Everyone on the street will know now – it’s like that around here. I walk calmly back into the living room and draw the curtains.
‘What was that?’ says Craig.
‘Just takeaway flyers,’ I say. ‘I wish they’d stop wasting the paper.’
‘I can smell burning.’
‘Don’t worry, it’s only the oven – I forgot to turn it off.’
His plate is clean, and the knife and fork are at six o’clock. At least he’s retained his manners.
‘Why’ve you closed the curtains?’
‘Didn’t want the light to get in your eyes while we watch telly.’

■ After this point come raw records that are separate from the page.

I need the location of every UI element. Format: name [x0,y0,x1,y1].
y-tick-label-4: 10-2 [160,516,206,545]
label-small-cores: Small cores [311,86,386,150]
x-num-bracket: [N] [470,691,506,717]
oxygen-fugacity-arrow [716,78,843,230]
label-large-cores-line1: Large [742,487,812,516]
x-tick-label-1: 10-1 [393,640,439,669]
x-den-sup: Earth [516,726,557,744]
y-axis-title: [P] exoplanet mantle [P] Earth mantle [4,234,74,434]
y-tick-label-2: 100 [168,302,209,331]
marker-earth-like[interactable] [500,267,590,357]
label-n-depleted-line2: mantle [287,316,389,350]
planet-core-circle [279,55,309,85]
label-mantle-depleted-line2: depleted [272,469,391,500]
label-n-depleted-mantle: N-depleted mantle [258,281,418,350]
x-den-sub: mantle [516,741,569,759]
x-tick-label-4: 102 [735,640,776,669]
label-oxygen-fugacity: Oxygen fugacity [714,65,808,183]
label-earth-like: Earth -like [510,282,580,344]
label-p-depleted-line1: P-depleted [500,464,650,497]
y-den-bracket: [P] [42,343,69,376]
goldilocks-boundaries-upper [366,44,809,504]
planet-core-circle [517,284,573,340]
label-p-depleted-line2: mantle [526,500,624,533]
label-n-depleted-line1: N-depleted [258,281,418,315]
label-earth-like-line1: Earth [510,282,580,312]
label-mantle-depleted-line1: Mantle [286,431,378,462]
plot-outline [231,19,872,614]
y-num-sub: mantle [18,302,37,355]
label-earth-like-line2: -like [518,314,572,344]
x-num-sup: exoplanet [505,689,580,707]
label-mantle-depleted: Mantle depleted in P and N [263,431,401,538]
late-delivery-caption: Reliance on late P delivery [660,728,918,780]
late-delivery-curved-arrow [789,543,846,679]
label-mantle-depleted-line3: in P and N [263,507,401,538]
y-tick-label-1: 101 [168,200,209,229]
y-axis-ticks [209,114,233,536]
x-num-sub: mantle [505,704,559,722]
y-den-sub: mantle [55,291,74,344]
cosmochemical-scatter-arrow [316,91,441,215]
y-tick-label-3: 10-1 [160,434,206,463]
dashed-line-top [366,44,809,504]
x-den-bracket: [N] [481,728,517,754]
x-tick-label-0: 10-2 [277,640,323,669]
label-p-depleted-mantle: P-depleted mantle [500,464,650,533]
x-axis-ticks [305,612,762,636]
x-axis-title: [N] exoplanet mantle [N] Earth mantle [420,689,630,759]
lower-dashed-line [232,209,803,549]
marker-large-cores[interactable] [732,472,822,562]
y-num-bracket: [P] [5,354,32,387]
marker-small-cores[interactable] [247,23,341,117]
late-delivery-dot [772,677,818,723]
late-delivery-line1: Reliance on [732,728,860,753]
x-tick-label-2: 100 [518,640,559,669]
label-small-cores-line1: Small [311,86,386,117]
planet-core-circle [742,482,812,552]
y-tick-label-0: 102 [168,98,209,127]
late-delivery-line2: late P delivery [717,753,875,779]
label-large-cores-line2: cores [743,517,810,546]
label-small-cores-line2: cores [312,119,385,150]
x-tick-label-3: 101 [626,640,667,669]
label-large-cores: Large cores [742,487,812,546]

We both know it’s a lie; the sun isn’t showing itself today.
I take the tray from his lap and place it next to the sink. I’ll wash it up later; there’s no point wasting hot water on a few dishes.
I thought we might’ve had at least one evening with a bit of peace. My son spent all that time in prison when they should have been targeting the real killer. It might be seventeen years too late, but I’ll prove them all wrong. I’ve been searching for the man named Pete Lawton for so many years now. He worked at the Anderton & Campbell garage on Poulton Street. Craig had given the police the details of where he was when Lucy disappeared, but the police couldn’t find a man by that name who worked there. I’ve written to every Peter Lawton I can find the address of. I’ve only had one reply. It was from a Mrs B. Lawton, telling me that her husband had passed away, he’d never set foot in Preston, and had certainly never been a mechanic.
At first, I was excited by my search, but after all these years, I’m beginning to lose hope. I’ve messaged twenty-three Peter Lawtons on Facebook – most have ignored me, but there are three who have yet to open the message. They thought Craig was making him up, but I knew my son wouldn’t invent something like that. And the truth will always find a way of finding us, won’t it?
Car headlights dance across my bedroom curtains. It’s quiet and I feel safe with Craig in the house. It’s like our roles are reversed. I was meant to keep him safe – it should’ve been an easy job, but I couldn’t even get that right. It can’t be because I brought Craig up on my own – my mother did a good job with us – my brother and I have never been in trouble, unless you count my getting pregnant while unmarried, but that’s not even unusual these days.
I wonder if my father’s even alive. Mum said he was around for the first few weeks of my life then scarpered . She’d say it was history repeating itself, but she’d be wrong. I never told Craig’s father he had a son. Not straight away, at least.
Perhaps my brother managed to trace our dad, but never told us. ‘He’s got ambition, that one,’ Mum said about Philip. ‘But you’ve got the brains. You could really do something with your life, Erica. Not like I did with mine.’
She said it as though bringing us up on her own was a cross she had to bear, but it wasn’t as bad as that. She never made it feel that way.
I turn on to my side, punching the pillow until it’s plump. I feel a little better knowing I put the litter tray under the letterbox after Craig turned in. When I went upstairs, I listened at his door for a few moments before knocking.
‘Come in, Mum,’ he shouted.
I opened his door and he was tucked up in bed, his covers across his chest and his arms out either side. He was holding a book from the bookcase on the landing.
‘Which one have you chosen?’ I said, excited as I’d read them all before I put them there.